The live video access allowed viewers to have a personal connection to the political process. And using these live social apps not only created a bigger, mobile viewership for their efforts, it also added to the story itself. In a protest largely about challenging the normal political system, the fact that these lawmakers were denied access to C-SPAN added yet another supporting element to their case.
The advent of crowdfunding is yet another area where we have seen social media move mountains. With the sheer amount of viewers possible via social channels, it is becoming common for organizations of all types to ask their followers directly for money rather than fundraising via more traditional methods. Instead of getting buy-in from venture capital sources, startups can raise capital by taking their ideas for innovative products directly to their potential customers. Charitable projects can also receive massive levels of funding, both for non-profits and to support individuals who have just fallen on hard times, and fans can financially support their favorite artists.
There are a lot of fantastic crowdfunding stories, but perhaps the most hilarious one involves potato salad. A man from Ohio named Zack “Danger” Brown jokingly created a Kickstarter campaign to raise $10 to support his endeavor to make potato salad. The Internet obviously appreciated the joke, because nearly 7,000 backers donated over $55K to the campaign. Zack threw a giant party for his backers, which he dubbed “Potato Stock”, where he made potato salad for all and gave the proceeds to charity.
Social media is not just being used to operate outside the existing media structure, but also to hold the system itself accountable. When people feel that their story is being suppressed, or just not being properly represented, they can turn to social to tell their side of the story. Both candidates in the 2016 election have illustrated this point. Donald Trump, who has been very vocally distrustful of the media, has begun broadcasting his own event coverage and commentary via his Facebook Live channel. Meanwhile, Hillary Clinton’s campaign has created multimedia content meant to be shared via social media, like this database which chooses a random date and compares what the two candidates were doing at the time.
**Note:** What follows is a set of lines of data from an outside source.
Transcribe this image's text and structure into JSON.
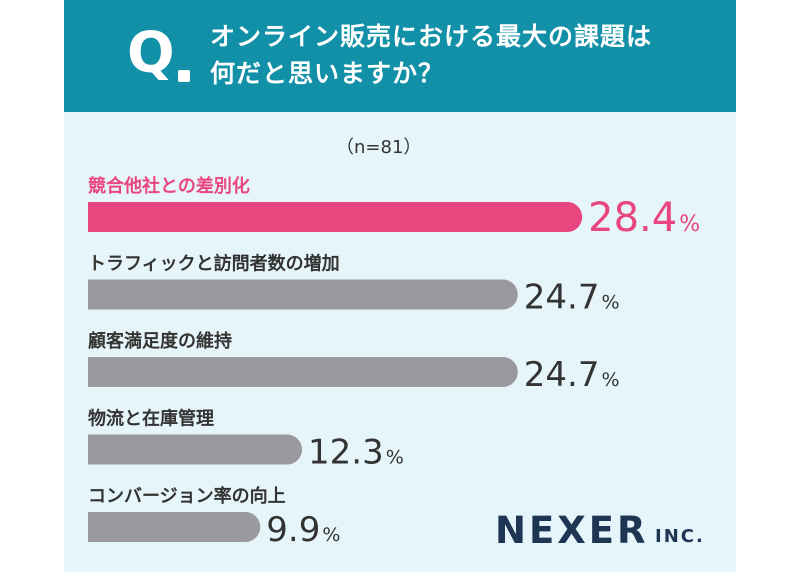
{
  "question": {
    "mark": "Q",
    "line1": "オンライン販売における最大の課題は",
    "line2": "何だと思いますか？"
  },
  "sample_size": "（n=81）",
  "brand": {
    "name": "NEXER",
    "suffix": "INC."
  },
  "colors": {
    "header": "#1190a8",
    "background": "#e6f5f9",
    "highlight": "#e9457e",
    "bar": "#9a9a9e",
    "value_text": "#333333"
  },
  "chart_data": {
    "type": "bar",
    "orientation": "horizontal",
    "categories": [
      "競合他社との差別化",
      "トラフィックと訪問者数の増加",
      "顧客満足度の維持",
      "物流と在庫管理",
      "コンバージョン率の向上"
    ],
    "values": [
      28.4,
      24.7,
      24.7,
      12.3,
      9.9
    ],
    "value_labels": [
      "28.4",
      "24.7",
      "24.7",
      "12.3",
      "9.9"
    ],
    "unit": "%",
    "highlight_index": 0,
    "title": "",
    "xlabel": "",
    "ylabel": ""
  }
}
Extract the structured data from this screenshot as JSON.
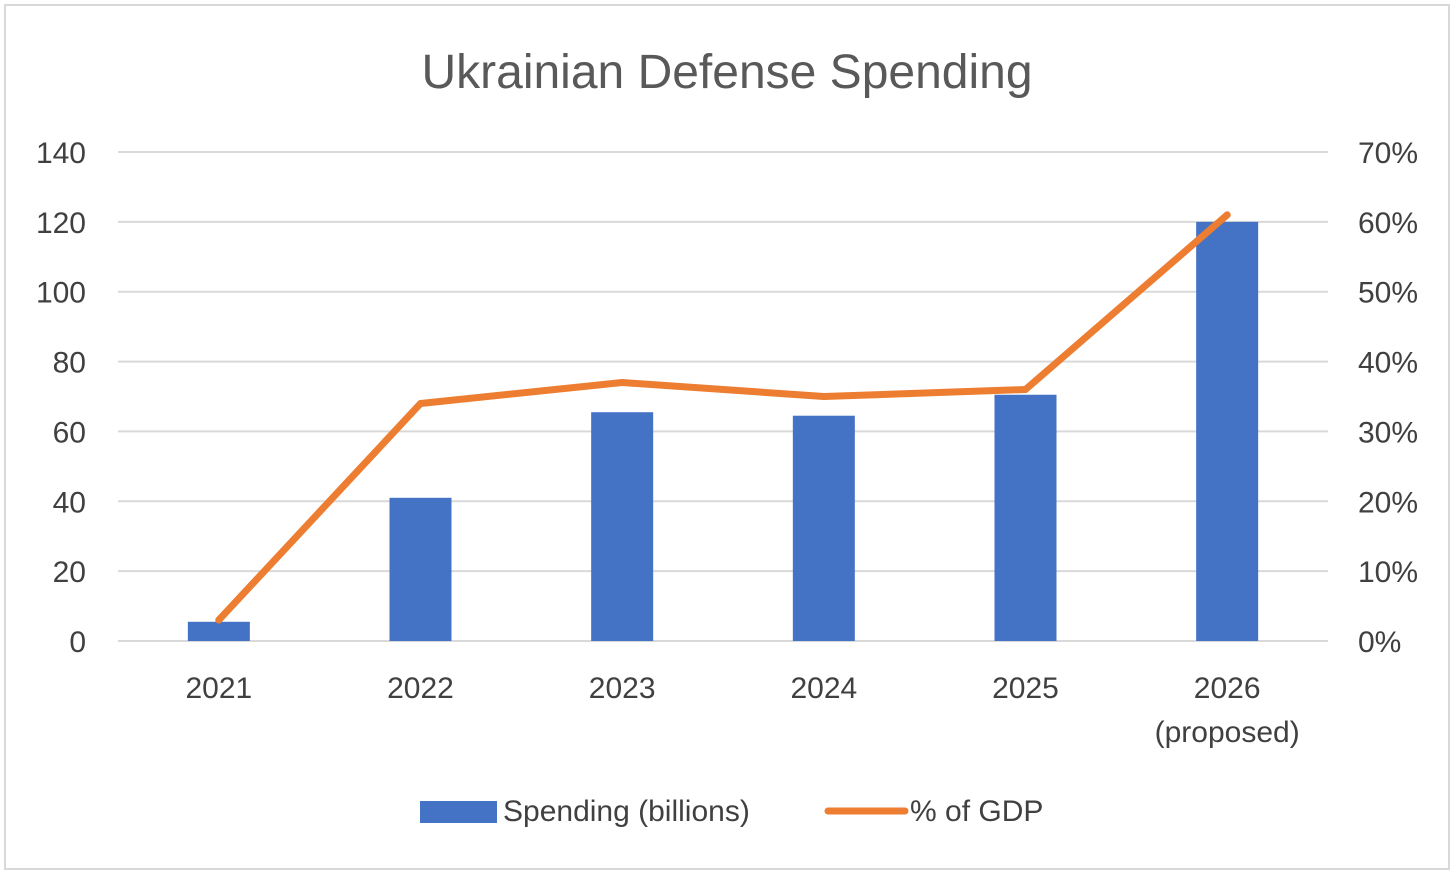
{
  "chart_data": {
    "type": "bar",
    "title": "Ukrainian Defense Spending",
    "categories": [
      [
        "2021"
      ],
      [
        "2022"
      ],
      [
        "2023"
      ],
      [
        "2024"
      ],
      [
        "2025"
      ],
      [
        "2026",
        "(proposed)"
      ]
    ],
    "series": [
      {
        "name": "Spending (billions)",
        "type": "bar",
        "axis": "left",
        "color": "#4472c4",
        "values": [
          5.5,
          41,
          65.5,
          64.5,
          70.5,
          120
        ]
      },
      {
        "name": "% of GDP",
        "type": "line",
        "axis": "right",
        "color": "#ed7d31",
        "values": [
          3,
          34,
          37,
          35,
          36,
          61
        ]
      }
    ],
    "y_left": {
      "ylim": [
        0,
        140
      ],
      "ticks": [
        "0",
        "20",
        "40",
        "60",
        "80",
        "100",
        "120",
        "140"
      ]
    },
    "y_right": {
      "ylim": [
        0,
        70
      ],
      "ticks": [
        "0%",
        "10%",
        "20%",
        "30%",
        "40%",
        "50%",
        "60%",
        "70%"
      ]
    },
    "grid": true,
    "legend": "bottom"
  }
}
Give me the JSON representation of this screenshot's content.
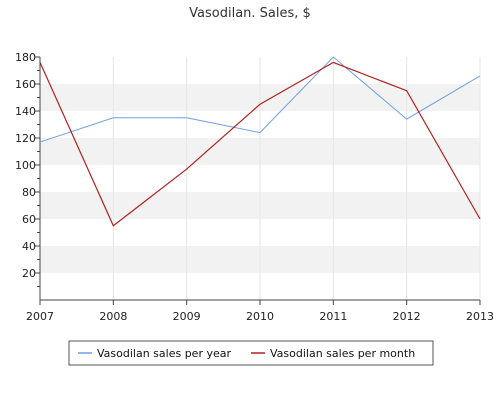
{
  "chart_data": {
    "type": "line",
    "title": "Vasodilan. Sales, $",
    "xlabel": "",
    "ylabel": "",
    "x": [
      "2007",
      "2008",
      "2009",
      "2010",
      "2011",
      "2012",
      "2013"
    ],
    "ylim": [
      0,
      180
    ],
    "yticks": [
      "20",
      "40",
      "60",
      "80",
      "100",
      "120",
      "140",
      "160",
      "180"
    ],
    "grid": "alternating horizontal bands",
    "legend_position": "bottom",
    "series": [
      {
        "name": "Vasodilan sales per year",
        "color": "#6f9fe6",
        "values": [
          117,
          135,
          135,
          124,
          180,
          134,
          166
        ]
      },
      {
        "name": "Vasodilan sales per month",
        "color": "#b22222",
        "values": [
          176,
          55,
          97,
          145,
          176,
          155,
          60
        ]
      }
    ]
  }
}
Using social media to “fight the power” in this way is a practice that has also been especially present in recent conversations about race and policing. Cell phone videos of police shootings, largely of unarmed black men, have created periodic social media frenzies during the past few years. Eyewitnesses can now document these incidents themselves, rather than relying on journalists and news outlets to do so. The death of Philando Castile, captured by his girlfriend via Facebook Live, is a particularly impactful example. No matter what side of the issue you fall on, these first hand glimpses at police interactions make for far less hypothetical conversations about the issue than were possible before the advent of social media.